I have frequently reviewed those conditions set forth by the Apostle for eldership.  There are some twenty-three marks of spiritual maturity, each pointing to character.  Though there are subtle shades of difference in some of the characteristics, all alike provide a measure of maturity by which the child of God may gauge his or her Christian growth.  Both outsiders and the people of God will see and testify to the maturity of the child of God.  Sit down with an open Bible and invite your spouse or a trusted spiritual advisor to review the characteristics with you.  Though the potential for hurt is present, remember the words of the wise man: Wounds from a friend can be trusted [Proverbs 27:6].  If you are in the Faith, the standard is to ensure that you are growing in the Faith.
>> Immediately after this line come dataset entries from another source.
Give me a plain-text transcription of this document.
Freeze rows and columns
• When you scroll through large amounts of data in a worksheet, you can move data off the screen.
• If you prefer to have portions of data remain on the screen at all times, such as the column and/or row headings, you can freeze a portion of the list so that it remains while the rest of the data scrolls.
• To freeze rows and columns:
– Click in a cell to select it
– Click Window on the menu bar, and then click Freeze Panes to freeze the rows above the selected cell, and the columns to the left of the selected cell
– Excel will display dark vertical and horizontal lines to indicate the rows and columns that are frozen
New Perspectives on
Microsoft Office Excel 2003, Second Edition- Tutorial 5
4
The Result of Examination – Examine yourselves to see whether you are in the faith; test yourselves.  Do you not realise that Christ Jesus is in you—unless, of course, you fail the test?  The Apostle was confident that the Corinthians would pass the test.  No doubt there are some, perhaps even among us, who are self-deluded.  Certainly, within the churches of our Lord there are multiplied individuals who grow as weeds among the wheat of the faithful.  Should any such be discovered through the call to self-examination, I urge them to cease from their efforts to make themselves Christians and turning to the Saviour to cast himself on His mercy.  He will receive each such individual, forgive them their sin and give to them that precious gift of eternal life.

When I issue a call to you as a congregation to examine your own lives, I do so in the knowledge that such an examination, though possibly painful for the moment, will immediately yield a harvest of righteousness for each one who passes the test.  Those who discover themselves to indeed belong to Christ will be greatly encouraged to continue doing those things which are pleasing to the Lord.  I recognise that the benefit of such examination is that those who are Christians will draw rich encouragement in their life.  Examine yourselves that you may convince yourself of God’s power at work in your life and that you may continue to grow and glorify Him.

To you who apply the test and discover though that you are Christians you have begun to turn aside to your own desire, may I warn you with a heart of love that will do you good and not evil, that God shall discipline you for your own good.  You have already heard that the Lord disciplines those He loves, and since you are His dear child He will discipline you.  That which you think will bring you happiness will turn to dust in your life.  Your heart will be buffeted and He will stand opposed to you in your mad pursuit of self-will.  If you persist in do your will instead of His, He will remove that which you thought most dear in life.  If you do not heed His warning, He may well remove you from this life that you do harm neither to His Name nor yourself.

You who honestly apply the test and find that you have failed can yet benefit, though the knowledge that you have failed will no doubt be painful for the moment.  If the knowledge of failure serves to turn you who are self-deceived to the Lord, what a rich benefit will be yours!  If the knowledge that you have deceived yourselves serves to bring you to life in Him, how you will rejoice.  Though others may suspect that an individual has lived a life of self-delusion, ultimately it is the Lord alone who knows.  If He now speaks to your heart, please submit to Him that you might enter into life.

If I now speak to such an individual, do not let pride turn you away from responding to the Spirit’s call.  Do not let your fear of what your fellow church members may think keep you from life that is true life.  Confess that you have deceived yourself, receive Christ as Master of life that He might become your Saviour in very fact.  Amen.